- Court: Judicial Committee of the Privy Council
- Full case name: (1) John Makin, and (2) Sarah Makin v Attorney General for New South Wales
- Decided: 22 July 1893 appeal dismissed; 12 December 1893 reasons published;
- Citations: [1893] UKPC 56, [1894] AC 57

Case history
- Prior actions: R v Makin [1893] NSWLawRp 28, (1893) 14 LR (NSW) 1
- Appealed from: Supreme Court (Full Court)

Court membership
- Judges sitting: Lord Herschell LC, Lord Watson, Lord Halsbury, Lord Ashbourne, Lord Macnaghten, Lord Morris, Lord Shand

Case opinions
- Decision by: Lord Herschell LC

Keywords
- similar fact evidence

= Makin v Attorney General for New South Wales =

1893 Privy Council case

Makin v Attorney General for New South Wales is a significant 1893 decision of the Judicial Committee of the Privy Council which gave rise to the modern common law rule of similar fact evidence.

==Background==
A husband and wife, John and Sarah Makin, were baby farmers. A one-month-old child died within 2 days after being given to them; they were charged with murdering the child and burying it in their backyard. During their trial, evidence of twelve other babies found buried in the backyards of their previous residences was offered. On 9 March 1893 both were convicted, and it was recommended that Sarah Makin be shown mercy. The trial judge stated a special case for the opinion of a Full Court of the Supreme Court of NSW, which heard the appeal on 23 March and handed down their decision on 30 March 1893, holding that the similar fact evidence was properly admitted. Immediately following the Full Court's decision, Stephen J sentenced both John and Sarah Makin to death by hanging. Sarah Makin's sentence was commuted to life imprisonment before the appeal to the Privy Council.

The appeal to the Privy Council was based on whether this evidence was admissible or whether it was unfairly prejudicial to their defence.

==Opinion of the Court==

At the close of arguments on 22 July 1893 the Privy Council announced that its advice was that the appeal should be dismissed, and its reasons were published on 12 December 1893.

Lord Herschell held that the evidence, in this case, was admissible, however, as a general rule evidence of a past similar event should not be admissible unless there were exceptional circumstances.

It is undoubtedly not competent for the prosecution to adduce evidence tending to show that the accused has been guilty of criminal acts other than those covered by the indictment, for the purpose of leading to the conclusion that the accused is a person likely from his criminal conduct or character to have committed the offence for which he is being tried.

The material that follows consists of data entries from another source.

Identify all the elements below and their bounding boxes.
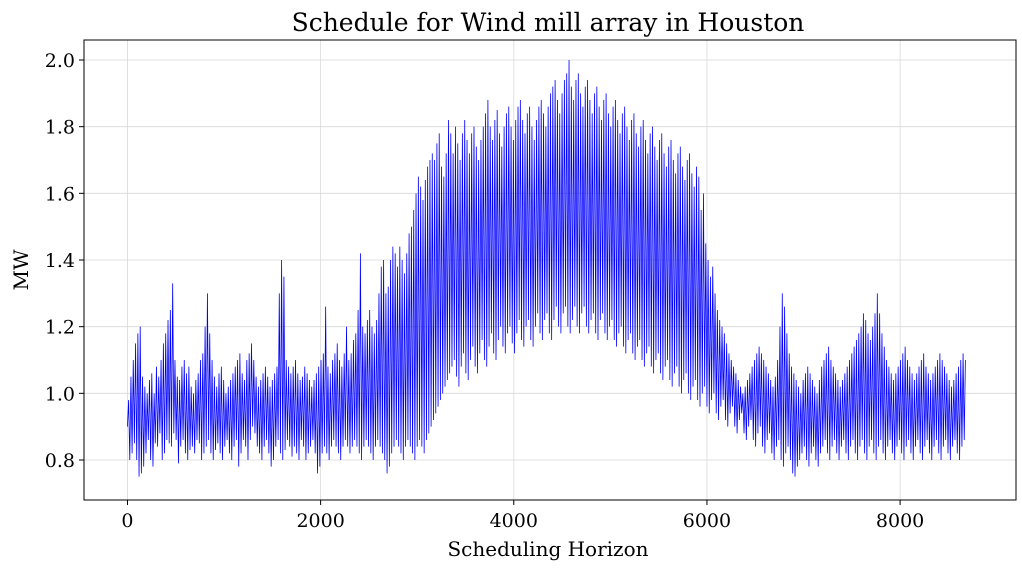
y-tick-label: 1.8 [45, 117, 75, 139]
x-tick-label: 8000 [876, 510, 924, 532]
y-tick-label: 2.0 [45, 50, 75, 72]
x-axis-label: Scheduling Horizon [447, 537, 648, 561]
y-tick-label: 1.0 [45, 383, 75, 405]
y-tick-label: 1.4 [45, 250, 75, 272]
y-tick-label: 1.6 [45, 183, 75, 205]
x-tick-label: 0 [121, 510, 133, 532]
x-axis: 0 2000 4000 6000 8000 [121, 500, 924, 532]
x-tick-label: 4000 [490, 510, 538, 532]
y-axis-label: MW [9, 249, 33, 290]
x-tick-label: 6000 [683, 510, 731, 532]
x-tick-label: 2000 [296, 510, 344, 532]
y-tick-label: 0.8 [45, 450, 75, 472]
chart-title: Schedule for Wind mill array in Houston [292, 8, 805, 37]
plot-area [127, 59, 966, 477]
y-axis: 0.8 1.0 1.2 1.4 1.6 1.8 2.0 [45, 50, 84, 472]
series-line-0 [127, 59, 966, 477]
y-tick-label: 1.2 [45, 317, 75, 339]
plot-frame [83, 39, 1017, 501]
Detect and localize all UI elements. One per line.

On the other hand, the mere fact that the evidence adduced tends to show the commission of other crimes does not render it inadmissible if it be relevant to an issue before the jury, and it may be so relevant if it bears upon the question whether the acts alleged to constitute the crime charged in the indictment were designed or accidental, or to rebut a defence which would otherwise be open to the accused. The statement of these general principles is easy, but it is obvious that it may often be very difficult to draw the line and to decide whether a particular piece of evidence is on the one side or the other.

Evidence of similar facts can only be admitted both if it is relevant, and its probative value outweighs any prejudicial effect.

==Aftermath==
A plea for clemency for John Makin, was denied and he was hanged at Darlinghurst Gaol on 15 August 1893.

==Extraterritoriality==
The court also delivered an opinion that colonial legislatures did not have the power to pass laws with extraterritorial effect:
Their Lordships think it right to add that they are of the opinion that if the wider construction had been applied to the statute, and it was supposed that it was intended thereby to comprehend cases so wide as those insisted on at the bar, it would have been beyond the competence of the Colony to enact such a law. Their jurisdiction is confined within their own territories, and the maxim which has been more than once quoted, 'Extra territorium jus dicenti impune non paretur,' would be applicable to such a case.

The question was already uncertain prior to this, and as an obiter dictum the opinion was not binding; nevertheless it had a chilling effect on Dominion legislatures' willingness to pass extraterritorial laws until the Statute of Westminster 1931 explicitly stated that they had the power to do so.